The performance is quite bad compared to the other algorithms. I'm not sure if we're using a software implementation of SHA-256, but if we are, these numbers aren't too surprising given how much hashing is involved in HKDF.

cjpatton commented 1 year ago

@divergentdave and I have been working on Poplar1 in libprio: https://github.com/divviup/libprio-rs/pull/434

We're still working on benchmarks, but so far it looks like SHA-3 is up to 40% more expensive than PrgAes128. This confirms @schoppmp's hypothesis that Prio is arithmetic-bound and Poplar is PRG-bound.

cjpatton commented 1 year ago

We have merged the basic functionality for Poplar1 into libprio (🎉). I have also updated my PRG prototypes branch (https://github.com/divviup/libprio-rs/compare/cjpatton/prg-prototypes) with benchmarks with Poplar1 using the current PrgAes128 and the alternative PrgSha3. The table below summarizes shard and preparation timings for both variants and for various bit lengths.

PRG 16 bits 64 bits 128 bits 256
PrgAes128 shard time 49.4 us 143.8 us 270.6 us 519.5 us
PrgSha3 shard time 49.2 us 143.8 us 268.9 us 518.2 us
PrgAes128 prep time 438.2 us 1.4 ms 2.7 ms 5.3 ms
PrgSha3 prep time 667.0 us 2.4 ms 4.5 ms 8.9 ms

(*) For prep time, we're measuring the time it takes for an Aggregator to evaluate an IDPF share and compute its sketch share. We are evaluating at the last level the three, which exhibits worst case performance. Prep time is sensitive not only to the the number of candidate prefixes, but the distribution.
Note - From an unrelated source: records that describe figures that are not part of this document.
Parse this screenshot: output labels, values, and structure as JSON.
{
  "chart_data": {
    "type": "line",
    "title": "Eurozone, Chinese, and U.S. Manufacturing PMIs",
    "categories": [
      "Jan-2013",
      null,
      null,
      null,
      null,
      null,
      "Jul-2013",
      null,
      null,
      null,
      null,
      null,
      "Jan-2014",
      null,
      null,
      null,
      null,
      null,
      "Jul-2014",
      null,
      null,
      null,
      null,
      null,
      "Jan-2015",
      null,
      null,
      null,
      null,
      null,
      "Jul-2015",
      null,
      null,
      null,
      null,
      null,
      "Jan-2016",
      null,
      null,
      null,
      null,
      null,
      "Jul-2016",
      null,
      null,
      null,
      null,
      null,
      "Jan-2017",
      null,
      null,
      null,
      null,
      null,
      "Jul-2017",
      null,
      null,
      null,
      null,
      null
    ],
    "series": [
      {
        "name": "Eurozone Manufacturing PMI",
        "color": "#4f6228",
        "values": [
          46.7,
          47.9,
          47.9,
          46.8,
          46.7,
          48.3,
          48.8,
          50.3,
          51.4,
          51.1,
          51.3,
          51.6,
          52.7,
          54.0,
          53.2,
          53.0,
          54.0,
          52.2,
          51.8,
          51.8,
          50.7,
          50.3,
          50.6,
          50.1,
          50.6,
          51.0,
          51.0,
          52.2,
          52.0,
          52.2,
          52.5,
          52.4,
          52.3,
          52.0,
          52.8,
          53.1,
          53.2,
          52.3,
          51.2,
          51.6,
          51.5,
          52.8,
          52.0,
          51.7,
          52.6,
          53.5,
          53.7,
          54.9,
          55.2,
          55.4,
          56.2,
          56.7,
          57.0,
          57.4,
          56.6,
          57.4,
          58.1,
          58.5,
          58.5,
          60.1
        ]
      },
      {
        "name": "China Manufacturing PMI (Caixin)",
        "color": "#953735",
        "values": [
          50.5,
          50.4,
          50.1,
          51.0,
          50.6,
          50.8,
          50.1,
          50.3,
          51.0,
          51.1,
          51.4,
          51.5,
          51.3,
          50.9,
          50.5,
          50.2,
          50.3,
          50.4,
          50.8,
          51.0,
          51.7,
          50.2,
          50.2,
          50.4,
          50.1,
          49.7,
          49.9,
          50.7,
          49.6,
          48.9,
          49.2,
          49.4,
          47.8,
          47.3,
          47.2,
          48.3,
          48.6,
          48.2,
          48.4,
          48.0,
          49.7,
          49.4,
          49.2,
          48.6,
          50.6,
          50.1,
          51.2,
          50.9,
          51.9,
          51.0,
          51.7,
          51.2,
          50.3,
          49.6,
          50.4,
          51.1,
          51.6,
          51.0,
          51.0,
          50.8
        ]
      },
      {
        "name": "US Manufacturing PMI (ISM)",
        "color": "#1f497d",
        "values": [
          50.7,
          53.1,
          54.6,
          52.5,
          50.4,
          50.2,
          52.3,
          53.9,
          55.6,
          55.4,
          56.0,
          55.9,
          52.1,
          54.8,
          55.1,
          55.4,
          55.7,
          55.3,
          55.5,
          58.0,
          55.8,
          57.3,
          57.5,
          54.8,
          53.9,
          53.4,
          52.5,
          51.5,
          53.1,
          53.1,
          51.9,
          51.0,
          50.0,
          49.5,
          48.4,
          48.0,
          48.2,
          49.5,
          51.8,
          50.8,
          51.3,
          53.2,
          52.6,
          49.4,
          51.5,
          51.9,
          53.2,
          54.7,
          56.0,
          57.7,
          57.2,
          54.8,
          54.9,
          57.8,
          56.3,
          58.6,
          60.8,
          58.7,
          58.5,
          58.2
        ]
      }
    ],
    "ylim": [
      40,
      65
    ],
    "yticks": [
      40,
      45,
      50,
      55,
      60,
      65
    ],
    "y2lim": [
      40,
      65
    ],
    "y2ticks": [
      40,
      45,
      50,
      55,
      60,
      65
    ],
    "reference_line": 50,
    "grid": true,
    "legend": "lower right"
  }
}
This is because the IDPF evaluation caches intermediate results. To compute the candidate prefixes, we sample 1000 measurements from a Zipf distribution (as suggested by the original Poplar paper) and compute the prefix tree for threshold = 10.

Observations:

  1. There is no significant difference between the shard times, regardless of the input length. (Good news for the Client.)
  2. For the range of bit lengths tested, prep time regresses by as much as 67%.

Caveats:

  1. We are still investigating the best caching strategy for IDPF evaluation (https://github.com/divviup/libprio-rs/issues/441). We expect we will be able to improve performance, at least somewhat, across the board.
  2. If the application can cache per-report IDPF state, then much of this runtime would be amortized across all of the levels.
cjpatton commented 1 year ago

Conclusion: SHA-3 performs well enough in all situations except IDPF evaluation. There the performance hit is significant enough to warrant investigating an alternative that has hardware support.I propose focusing #32 on this question. Further, there is no need to design to the Prg API; something designed specifically for IDPF would make sense.